Once at the northernmost point of the course, riders begin the descent on the Cuchillo Trail and then head to Horse Gulch Road. A short climb and tricky descent on the east face of Raider Ridge then sends riders back to the start / finish area.
Due to the very desert terrain of Horse Gulch, heat could play a role in the performance of the riders. Additionally, gusts of wind on exposed sections of the trail could help or hinder runners’ ambitions.
The pros will complete three laps of the course over a distance of approximately 27 miles, with expert categories over two laps. The beginner categories will do two laps of a shortened course which eliminates the ascent of the Telegraph for a total of 14 miles.
“The Iron Horse Mountain Bike Race, before we started riding through Steamworks, we used to ride Horse Gulch a bit,” Wells said.

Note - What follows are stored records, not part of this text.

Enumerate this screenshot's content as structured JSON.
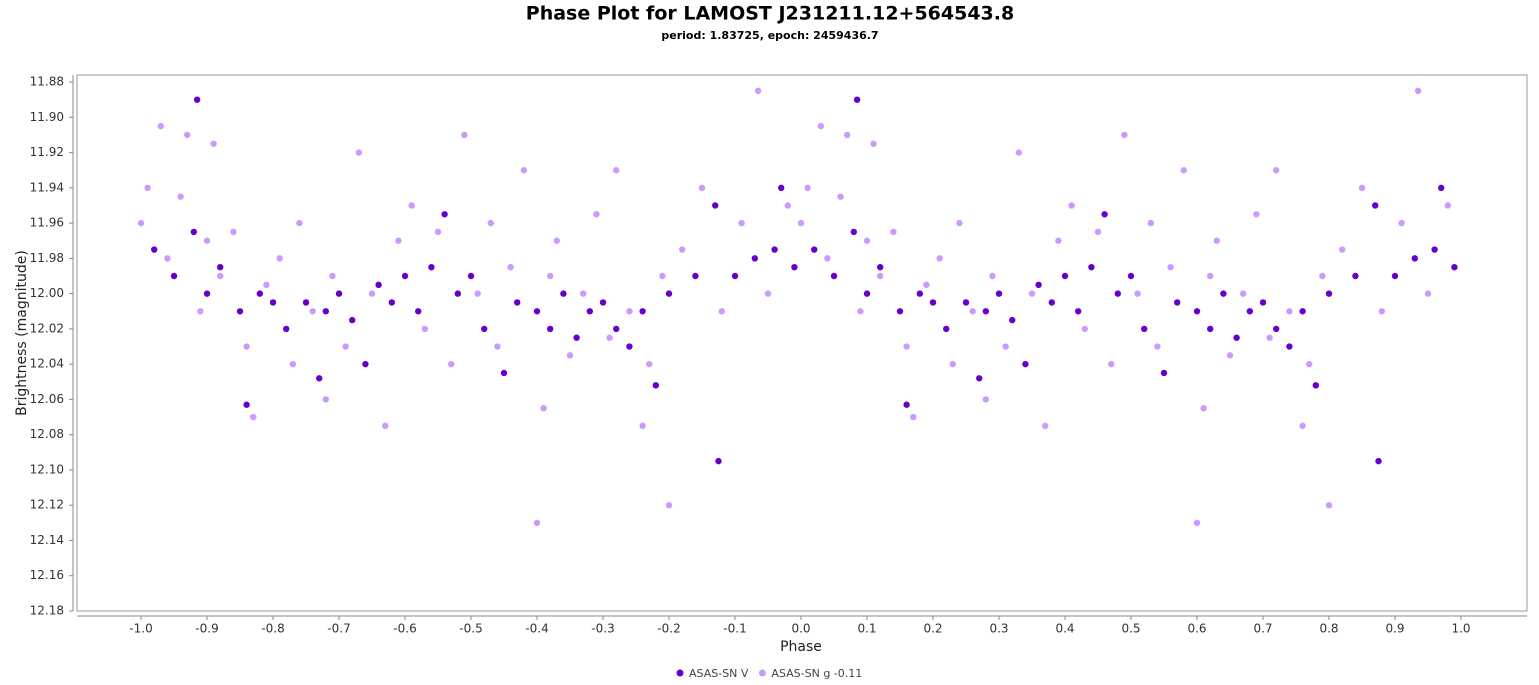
{
  "chart_data": {
    "type": "scatter",
    "title": "Phase Plot for LAMOST J231211.12+564543.8",
    "subtitle": "period: 1.83725, epoch: 2459436.7",
    "x_label": "Phase",
    "y_label": "Brightness (magnitude)",
    "xlim": [
      -1.097,
      1.1
    ],
    "ylim": [
      11.876,
      12.18
    ],
    "y_inverted": true,
    "grid": false,
    "legend_position": "bottom",
    "xticks": [
      {
        "value": -1.0,
        "label": "-1.0"
      },
      -0.9,
      -0.8,
      -0.7,
      -0.6,
      -0.5,
      -0.4,
      -0.3,
      -0.2,
      -0.1,
      {
        "value": 0,
        "label": "0.0"
      },
      0.1,
      0.2,
      0.3,
      0.4,
      0.5,
      0.6,
      0.7,
      0.8,
      0.9,
      {
        "value": 1.0,
        "label": "1.0"
      }
    ],
    "yticks": [
      11.88,
      {
        "value": 11.9,
        "label": "11.90"
      },
      11.92,
      11.94,
      11.96,
      11.98,
      {
        "value": 12.0,
        "label": "12.00"
      },
      12.02,
      12.04,
      12.06,
      12.08,
      {
        "value": 12.1,
        "label": "12.10"
      },
      12.12,
      12.14,
      12.16,
      12.18
    ],
    "series": [
      {
        "name": "ASAS-SN V",
        "color": "#6600cc",
        "x": [
          -0.98,
          -0.95,
          -0.92,
          -0.915,
          -0.9,
          -0.88,
          -0.85,
          -0.84,
          -0.82,
          -0.8,
          -0.78,
          -0.75,
          -0.73,
          -0.72,
          -0.7,
          -0.68,
          -0.66,
          -0.64,
          -0.62,
          -0.6,
          -0.58,
          -0.56,
          -0.54,
          -0.52,
          -0.5,
          -0.48,
          -0.45,
          -0.43,
          -0.4,
          -0.38,
          -0.36,
          -0.34,
          -0.32,
          -0.3,
          -0.28,
          -0.26,
          -0.24,
          -0.22,
          -0.2,
          -0.16,
          -0.125,
          -0.13,
          -0.1,
          -0.07,
          -0.04,
          -0.03,
          -0.01,
          0.02,
          0.05,
          0.08,
          0.085,
          0.1,
          0.12,
          0.15,
          0.16,
          0.18,
          0.2,
          0.22,
          0.25,
          0.27,
          0.28,
          0.3,
          0.32,
          0.34,
          0.36,
          0.38,
          0.4,
          0.42,
          0.44,
          0.46,
          0.48,
          0.5,
          0.52,
          0.55,
          0.57,
          0.6,
          0.62,
          0.64,
          0.66,
          0.68,
          0.7,
          0.72,
          0.74,
          0.76,
          0.78,
          0.8,
          0.84,
          0.875,
          0.87,
          0.9,
          0.93,
          0.96,
          0.97,
          0.99
        ],
        "values": [
          11.975,
          11.99,
          11.965,
          11.89,
          12.0,
          11.985,
          12.01,
          12.063,
          12.0,
          12.005,
          12.02,
          12.005,
          12.048,
          12.01,
          12.0,
          12.015,
          12.04,
          11.995,
          12.005,
          11.99,
          12.01,
          11.985,
          11.955,
          12.0,
          11.99,
          12.02,
          12.045,
          12.005,
          12.01,
          12.02,
          12.0,
          12.025,
          12.01,
          12.005,
          12.02,
          12.03,
          12.01,
          12.052,
          12.0,
          11.99,
          12.095,
          11.95,
          11.99,
          11.98,
          11.975,
          11.94,
          11.985,
          11.975,
          11.99,
          11.965,
          11.89,
          12.0,
          11.985,
          12.01,
          12.063,
          12.0,
          12.005,
          12.02,
          12.005,
          12.048,
          12.01,
          12.0,
          12.015,
          12.04,
          11.995,
          12.005,
          11.99,
          12.01,
          11.985,
          11.955,
          12.0,
          11.99,
          12.02,
          12.045,
          12.005,
          12.01,
          12.02,
          12.0,
          12.025,
          12.01,
          12.005,
          12.02,
          12.03,
          12.01,
          12.052,
          12.0,
          11.99,
          12.095,
          11.95,
          11.99,
          11.98,
          11.975,
          11.94,
          11.985
        ]
      },
      {
        "name": "ASAS-SN g -0.11",
        "color": "#cc99ff",
        "x": [
          -1.0,
          -0.99,
          -0.97,
          -0.96,
          -0.94,
          -0.93,
          -0.91,
          -0.9,
          -0.89,
          -0.88,
          -0.86,
          -0.84,
          -0.83,
          -0.81,
          -0.79,
          -0.77,
          -0.76,
          -0.74,
          -0.72,
          -0.71,
          -0.69,
          -0.67,
          -0.65,
          -0.63,
          -0.61,
          -0.59,
          -0.57,
          -0.55,
          -0.53,
          -0.51,
          -0.49,
          -0.47,
          -0.46,
          -0.44,
          -0.42,
          -0.4,
          -0.39,
          -0.38,
          -0.37,
          -0.35,
          -0.33,
          -0.31,
          -0.29,
          -0.28,
          -0.26,
          -0.24,
          -0.23,
          -0.21,
          -0.2,
          -0.18,
          -0.15,
          -0.12,
          -0.09,
          -0.065,
          -0.05,
          -0.02,
          0.0,
          0.01,
          0.03,
          0.04,
          0.06,
          0.07,
          0.09,
          0.1,
          0.11,
          0.12,
          0.14,
          0.16,
          0.17,
          0.19,
          0.21,
          0.23,
          0.24,
          0.26,
          0.28,
          0.29,
          0.31,
          0.33,
          0.35,
          0.37,
          0.39,
          0.41,
          0.43,
          0.45,
          0.47,
          0.49,
          0.51,
          0.53,
          0.54,
          0.56,
          0.58,
          0.6,
          0.61,
          0.62,
          0.63,
          0.65,
          0.67,
          0.69,
          0.71,
          0.72,
          0.74,
          0.76,
          0.77,
          0.79,
          0.8,
          0.82,
          0.85,
          0.88,
          0.91,
          0.935,
          0.95,
          0.98
        ],
        "values": [
          11.96,
          11.94,
          11.905,
          11.98,
          11.945,
          11.91,
          12.01,
          11.97,
          11.915,
          11.99,
          11.965,
          12.03,
          12.07,
          11.995,
          11.98,
          12.04,
          11.96,
          12.01,
          12.06,
          11.99,
          12.03,
          11.92,
          12.0,
          12.075,
          11.97,
          11.95,
          12.02,
          11.965,
          12.04,
          11.91,
          12.0,
          11.96,
          12.03,
          11.985,
          11.93,
          12.13,
          12.065,
          11.99,
          11.97,
          12.035,
          12.0,
          11.955,
          12.025,
          11.93,
          12.01,
          12.075,
          12.04,
          11.99,
          12.12,
          11.975,
          11.94,
          12.01,
          11.96,
          11.885,
          12.0,
          11.95,
          11.96,
          11.94,
          11.905,
          11.98,
          11.945,
          11.91,
          12.01,
          11.97,
          11.915,
          11.99,
          11.965,
          12.03,
          12.07,
          11.995,
          11.98,
          12.04,
          11.96,
          12.01,
          12.06,
          11.99,
          12.03,
          11.92,
          12.0,
          12.075,
          11.97,
          11.95,
          12.02,
          11.965,
          12.04,
          11.91,
          12.0,
          11.96,
          12.03,
          11.985,
          11.93,
          12.13,
          12.065,
          11.99,
          11.97,
          12.035,
          12.0,
          11.955,
          12.025,
          11.93,
          12.01,
          12.075,
          12.04,
          11.99,
          12.12,
          11.975,
          11.94,
          12.01,
          11.96,
          11.885,
          12.0,
          11.95
        ]
      }
    ]
  }
}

Wells also noted that the Horse Gulch course will be more difficult than the downtown one, as the old course allows runners to rest a bit on the sidewalk sections. “You have to win every pedal stroke,” he says.
Grotts added, “I’m incredibly excited for the Durango Mesa Park and what they have planned there. It’s a long time for Durango. It’s going to be fun to ride there for this race a bit and come back on. the Durango. trails and see what I can do. “
Regional Sports Editor John Livingston contributed to this report.